How to Create Better Slugs for Blog Posts and Landing Pages
A slug is a small detail, but it affects more than many people think. A better slug makes URLs cleaner, easier to understand, and easier to scan for both people and search engines. A bad slug usually does not ruin a page, but it often makes the page feel less polished.
This guide explains how to create better slugs for blog posts and landing pages, what makes a slug useful, and which common mistakes are worth avoiding before you publish.
What a slug actually is
A slug is the readable part of a page URL that usually comes after the domain and category path. It is often based on the page title, but it should not always be a full copy of the title.
Good slugs are clean, readable, and focused on the page topic without extra clutter.
Why better slugs matter
- They make URLs easier to read
- They make links look cleaner when shared
- They help keep site structure more consistent
- They reduce awkward or messy URL patterns
- They support clearer publishing workflows
In practice, slugs matter most because they help with clarity. A clean slug is easier to trust and easier to understand at a glance.
What makes a slug better?
A good slug is usually short enough to be readable, specific enough to describe the page, and clean enough to avoid unnecessary noise.
- Use real words
- Keep it focused on the page topic
- Remove unnecessary filler words when possible
- Use hyphens between words
- Avoid random numbers or awkward fragments unless they are actually needed
A simple rule
A good slug should look like something a person can read, understand, and trust quickly. If it feels cluttered, it probably is.
How to create a better slug step by step
1. Start from the real page topic
Ask what the page is actually about, not just what the title says. The slug should reflect the page topic clearly, not mechanically copy every word in the headline.
2. Remove filler that does not help clarity
Titles often contain extra words for tone or style. Slugs usually work better when they are tighter and more direct.
3. Keep the wording natural
A slug should still read like a normal phrase fragment, not like a pile of keywords forced together.
4. Use hyphens consistently
Hyphens improve readability and are the normal choice for word separation in slugs.
5. Check it before publishing
Once a page is live, changing a slug can create extra work. It is better to review it once calmly before publishing than to fix it later.
Common slug mistakes
- Keeping the full title even when it is too long
- Adding too many keywords unnaturally
- Using vague words that do not describe the page well
- Leaving old dates or irrelevant numbers in the URL
- Creating inconsistent slug style across the site
Blog post slugs vs landing page slugs
Blog post slugs often reflect a specific topic, question, or guide. Landing page slugs are often more direct and tied to a service, tool, or use case. The principle is the same: clarity first.
For blog posts, slugs can be slightly more descriptive. For landing pages, they often work better when they are shorter and more focused.
When not to overthink a slug
Slugs matter, but they are not the whole page. It is possible to waste time trying to perfect a URL while ignoring the actual page quality. A good slug supports a good page. It does not replace one.
Clean and consistent usually beats over-optimized.
Try the Slug Generator
Turn titles or rough text into cleaner, more readable slugs for blog posts, landing pages, and publishing workflows.

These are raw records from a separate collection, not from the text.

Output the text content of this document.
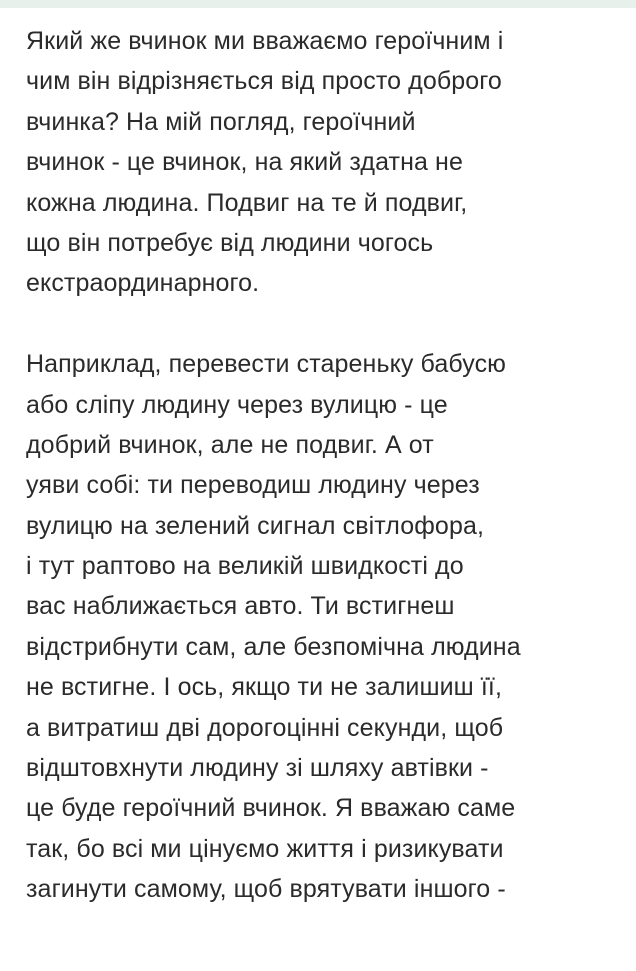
Який же вчинок ми вважаємо героїчним і
чим він відрізняється від просто доброго
вчинка? На мій погляд, героїчний
вчинок - це вчинок, на який здатна не
кожна людина. Подвиг на те й подвиг,
що він потребує від людини чогось
екстраординарного.
Наприклад, перевести стареньку бабусю
або сліпу людину через вулицю - це
добрий вчинок, але не подвиг. А от
уяви собі: ти переводиш людину через
вулицю на зелений сигнал світлофора,
і тут раптово на великій швидкості до
вас наближається авто. Ти встигнеш
відстрибнути сам, але безпомічна людина
не встигне. І ось, якщо ти не залишиш її,
а витратиш дві дорогоцінні секунди, щоб
відштовхнути людину зі шляху автівки -
це буде героїчний вчинок. Я вважаю саме
так, бо всі ми цінуємо життя і ризикувати
загинути самому, щоб врятувати іншого -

Open Slug GeneratorFinal thoughts
Better slugs are usually simpler, clearer, and more readable than the first version people publish by default. They help pages feel cleaner and make links easier to work with.
The goal is not to create the “perfect SEO slug.” The goal is to create a clean, useful URL that fits the page honestly and clearly.
Frequently asked questions
Should a slug match the full page title exactly?
Not necessarily. It often works better to shorten the title into a cleaner, more focused version for the URL.
How long should a slug be?
Long enough to describe the page clearly, but short enough to stay readable. Cleaner is usually better than longer.
Should I include keywords in a slug?
Yes, if they fit naturally and help describe the page. No, if they make the URL awkward or forced.
Can changing a slug later cause problems?
It can create extra work if the page is already live and linked elsewhere, so reviewing the slug before publishing is usually better.